Richard Zuschlag, Class of 1970, prepared his Lafayette, Louisiana-based, ambulance vehicles and medical helicopters days before the disaster struck. His staff anticipated playing their traditional role as emergency responders, providing medical support and transporting patients. But as the early response didn't match the needs of the disaster, Zuschlag and Acadian Ambulance Service played a much larger, more critical role.
His crews airlifted critical patients from hospitals and airdropped supplies to the rooftops. His medics often couldn't land or make their destination because of gunfire and other violence. They bent the rules just to get the job done – babies placed in cardboard boxes because boxes fit in small helicopter spaces better than bassinets; tractor trailers commandeered to transport hospital patients.

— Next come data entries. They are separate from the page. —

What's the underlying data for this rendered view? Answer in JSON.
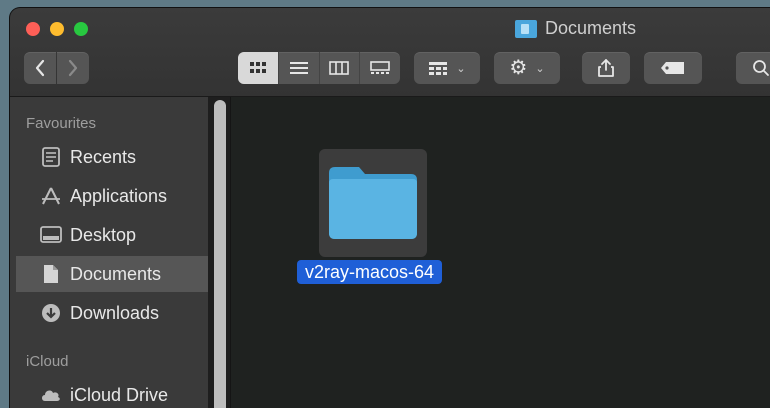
{
  "window": {
    "title": "Documents"
  },
  "toolbar": {
    "back_icon": "chevron-left-icon",
    "forward_icon": "chevron-right-icon",
    "view_modes": [
      "icon-view",
      "list-view",
      "column-view",
      "gallery-view"
    ],
    "active_view": "icon-view",
    "group_icon": "group-icon",
    "action_icon": "gear-icon",
    "share_icon": "share-icon",
    "tag_icon": "tag-icon",
    "search_icon": "search-icon"
  },
  "sidebar": {
    "sections": [
      {
        "header": "Favourites",
        "items": [
          {
            "label": "Recents",
            "icon": "recents-icon",
            "selected": false
          },
          {
            "label": "Applications",
            "icon": "applications-icon",
            "selected": false
          },
          {
            "label": "Desktop",
            "icon": "desktop-icon",
            "selected": false
          },
          {
            "label": "Documents",
            "icon": "documents-icon",
            "selected": true
          },
          {
            "label": "Downloads",
            "icon": "downloads-icon",
            "selected": false
          }
        ]
      },
      {
        "header": "iCloud",
        "items": [
          {
            "label": "iCloud Drive",
            "icon": "icloud-icon",
            "selected": false
          }
        ]
      }
    ]
  },
  "main": {
    "items": [
      {
        "name": "v2ray-macos-64",
        "type": "folder",
        "selected": true
      }
    ]
  },
  "colors": {
    "selection_blue": "#1f5fd7",
    "folder_blue": "#5ab4e3",
    "window_bg": "#1f2220",
    "sidebar_bg": "#3a3a3a",
    "toolbar_bg": "#333333"
  }
}
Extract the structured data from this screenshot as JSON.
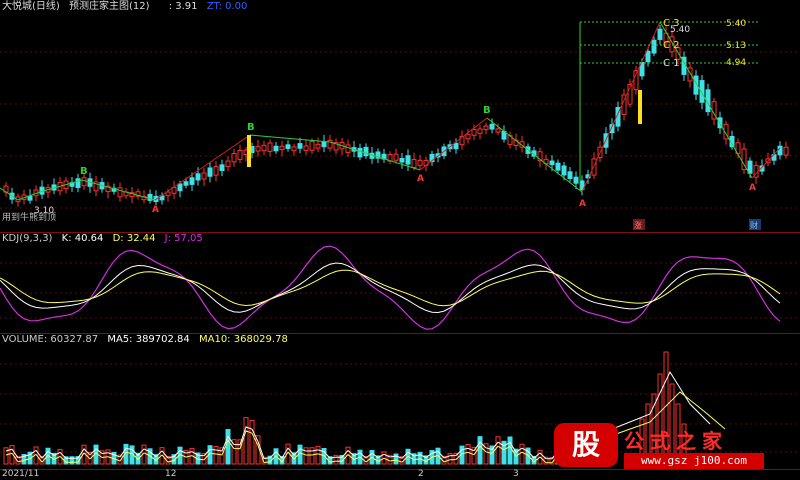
{
  "main": {
    "title": "大悦城(日线)",
    "indicator": "预测庄家主图(12)",
    "value1": ": 3.91",
    "value2": "ZT: 0.00",
    "bottom_label": "用到牛熊到顶",
    "low_label": "3.10",
    "levels": [
      {
        "name": "C 3",
        "value": "5.40"
      },
      {
        "name": "C 2",
        "value": "5.13"
      },
      {
        "name": "C 1",
        "value": "4.94"
      }
    ],
    "top_value": "5.40",
    "marker_b": "B",
    "marker_a": "A",
    "badge_zhang": "涨",
    "badge_cai": "财"
  },
  "kdj": {
    "name": "KDJ(9,3,3)",
    "k": "K: 40.64",
    "d": "D: 32.44",
    "j": "J: 57.05"
  },
  "volume": {
    "name": "VOLUME: 60327.87",
    "ma5": "MA5: 389702.84",
    "ma10": "MA10: 368029.78"
  },
  "axis": {
    "labels": [
      "2021/11",
      "12",
      "2",
      "3"
    ]
  },
  "logo": {
    "gu": "股",
    "name": "公式之家",
    "url": "www.gsz j100.com"
  },
  "colors": {
    "up": "#ff3030",
    "down": "#40e0e8",
    "grid": "#7a1010",
    "k_line": "#ffffff",
    "d_line": "#ffff60",
    "j_line": "#d030e0"
  }
}
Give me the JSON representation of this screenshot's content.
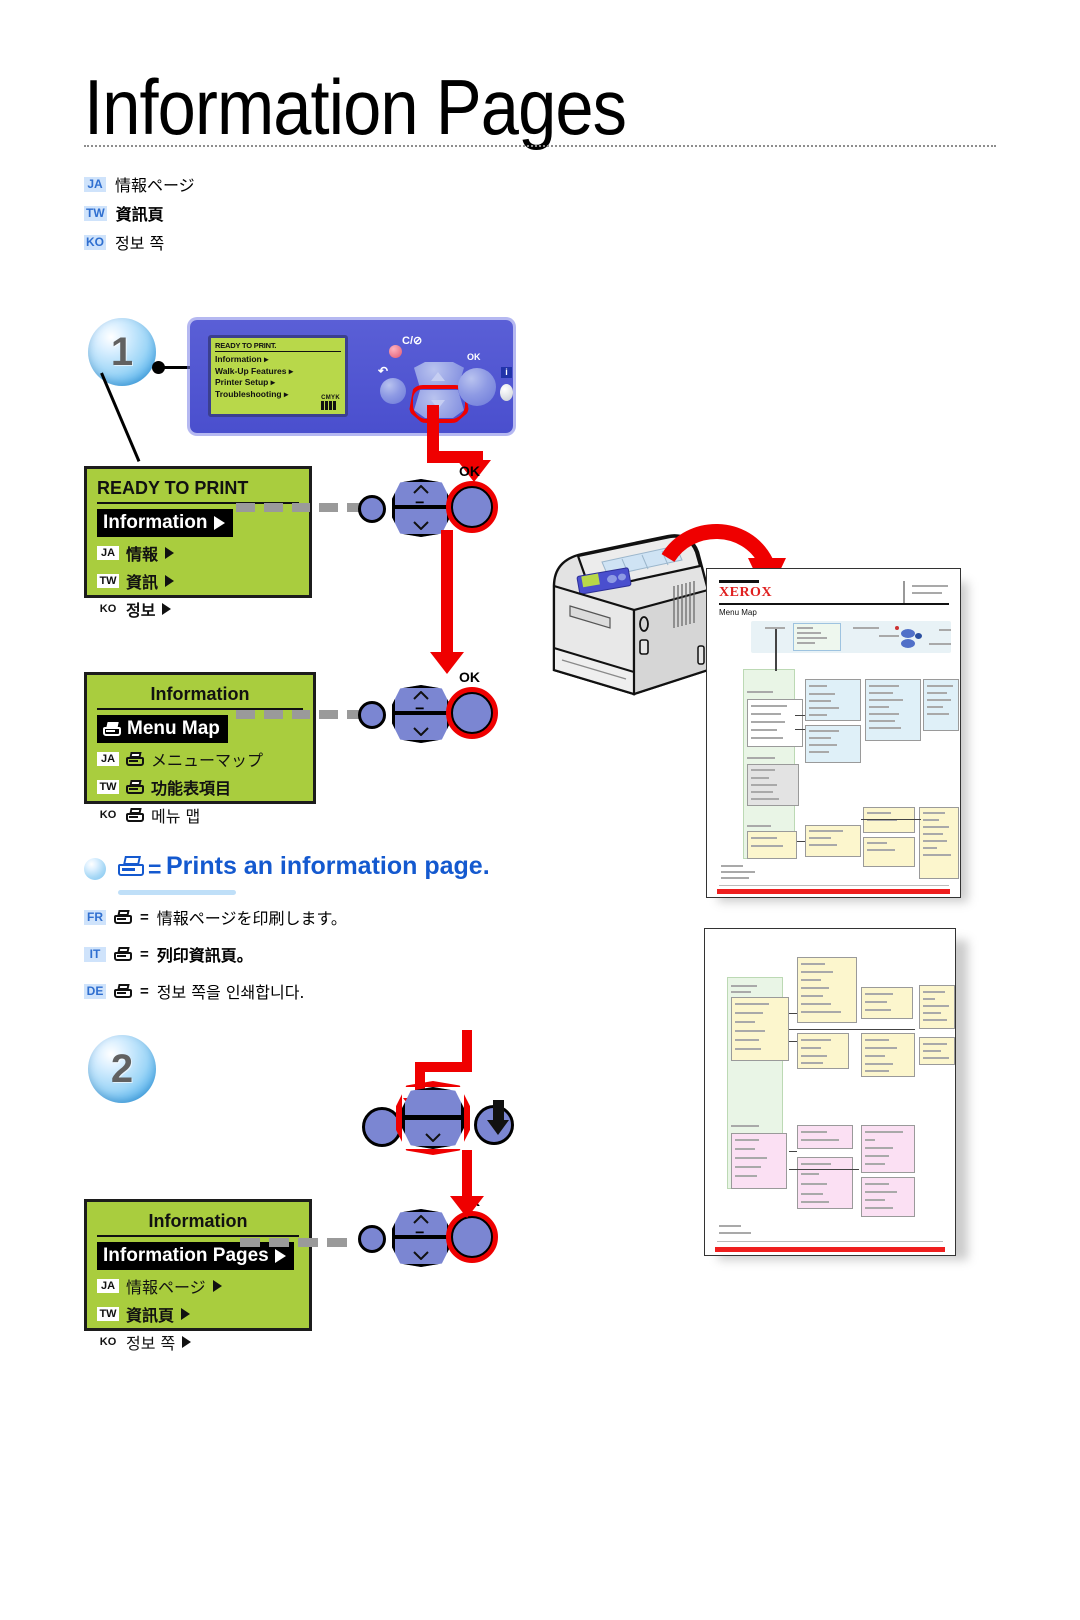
{
  "title": {
    "main": "Information Pages",
    "translations": [
      {
        "code": "JA",
        "text": "情報ページ",
        "bold": false
      },
      {
        "code": "TW",
        "text": "資訊頁",
        "bold": true
      },
      {
        "code": "KO",
        "text": "정보 쪽",
        "bold": false
      }
    ]
  },
  "steps": {
    "one": "1",
    "two": "2"
  },
  "control_panel": {
    "screen_header": "READY TO PRINT.",
    "menu_items": [
      "Information ▸",
      "Walk-Up Features ▸",
      "Printer Setup ▸",
      "Troubleshooting ▸"
    ],
    "cmyk_label": "CMYK",
    "ok_label": "OK",
    "info_glyph": "i",
    "cancel_glyph": "C/⊘",
    "back_glyph": "↶"
  },
  "lcd_panels": [
    {
      "id": "ready-to-print",
      "title": "READY TO PRINT",
      "title_align": "left",
      "selected": "Information",
      "selected_has_arrow": true,
      "selected_has_printer_icon": false,
      "rows": [
        {
          "code": "JA",
          "text": "情報",
          "icon": false,
          "arrow": true
        },
        {
          "code": "TW",
          "text": "資訊",
          "icon": false,
          "arrow": true
        },
        {
          "code": "KO",
          "text": "정보",
          "icon": false,
          "arrow": true
        }
      ]
    },
    {
      "id": "information-menu-map",
      "title": "Information",
      "title_align": "center",
      "selected": "Menu Map",
      "selected_has_arrow": false,
      "selected_has_printer_icon": true,
      "rows": [
        {
          "code": "JA",
          "text": "メニューマップ",
          "icon": true,
          "arrow": false
        },
        {
          "code": "TW",
          "text": "功能表項目",
          "icon": true,
          "arrow": false
        },
        {
          "code": "KO",
          "text": "메뉴 맵",
          "icon": true,
          "arrow": false
        }
      ]
    },
    {
      "id": "information-pages",
      "title": "Information",
      "title_align": "center",
      "selected": "Information Pages",
      "selected_has_arrow": true,
      "selected_has_printer_icon": false,
      "rows": [
        {
          "code": "JA",
          "text": "情報ページ",
          "icon": false,
          "arrow": true
        },
        {
          "code": "TW",
          "text": "資訊頁",
          "icon": false,
          "arrow": true
        },
        {
          "code": "KO",
          "text": "정보 쪽",
          "icon": false,
          "arrow": true
        }
      ]
    }
  ],
  "cluster_ok_label": "OK",
  "cluster_eq": "=",
  "legend": {
    "equals": "=",
    "text": "Prints an information page.",
    "accent_color": "#1459cf",
    "translations": [
      {
        "code": "FR",
        "eq": "=",
        "text": "情報ページを印刷します。",
        "bold": false
      },
      {
        "code": "IT",
        "eq": "=",
        "text": "列印資訊頁。",
        "bold": true
      },
      {
        "code": "DE",
        "eq": "=",
        "text": "정보 쪽을 인쇄합니다.",
        "bold": false
      }
    ]
  },
  "printout": {
    "brand": "XEROX",
    "doc_title": "Menu Map"
  },
  "colors": {
    "lcd_green": "#a9cd3e",
    "panel_blue": "#4a4fce",
    "button_blue": "#7b86d2",
    "red_arrow": "#ef0000",
    "lang_tag_bg": "#cfe3fb",
    "lang_tag_fg": "#2f6fd0"
  }
}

"The top dogs [at FEMA] say go ahead, but lower down, people in the field want paperwork,” Zuschlag said in an interview with Time magazine, one of the dozens of media outlets in which he's quoted. "I am gambling a bit, but I am saving lives. If I get sued, fine."
Zuschlag received a bachelor of science in engineering technology from Capitol. After graduating in 1970, he began working for Westinghouse in the Space and Defense Center of Technical Training Operations in Baltimore.
A year later, the company transferred him to Lafayette where he was involved in medical training at Lafayette General Hospital. Realizing the need for a regional ambulance provider, Zuschlag and two partners incorporated Acadian Ambulance Service and began a membership drive. It is now the largest private ambulance service in the United States.
The New York Times commended Acadian, describing Zuschlag, its president and chief executive officer, as a fanatic for state-of-the-art gear and backup systems.
'No government planners expected the only working radio network in New Orleans to be run by a private company, but Acadian had the flexibility to take on the job. It also had better equipment than city agencies," wrote New York Times columnist John Tierney.
"Thanks to their network, Acadian's dispatchers quickly learned before anyone else how bad the flooding was throughout New Orleans. Mr. Zuschlag tried alerting city and state officials. But the city and state communications systems were so bad that nothing got done."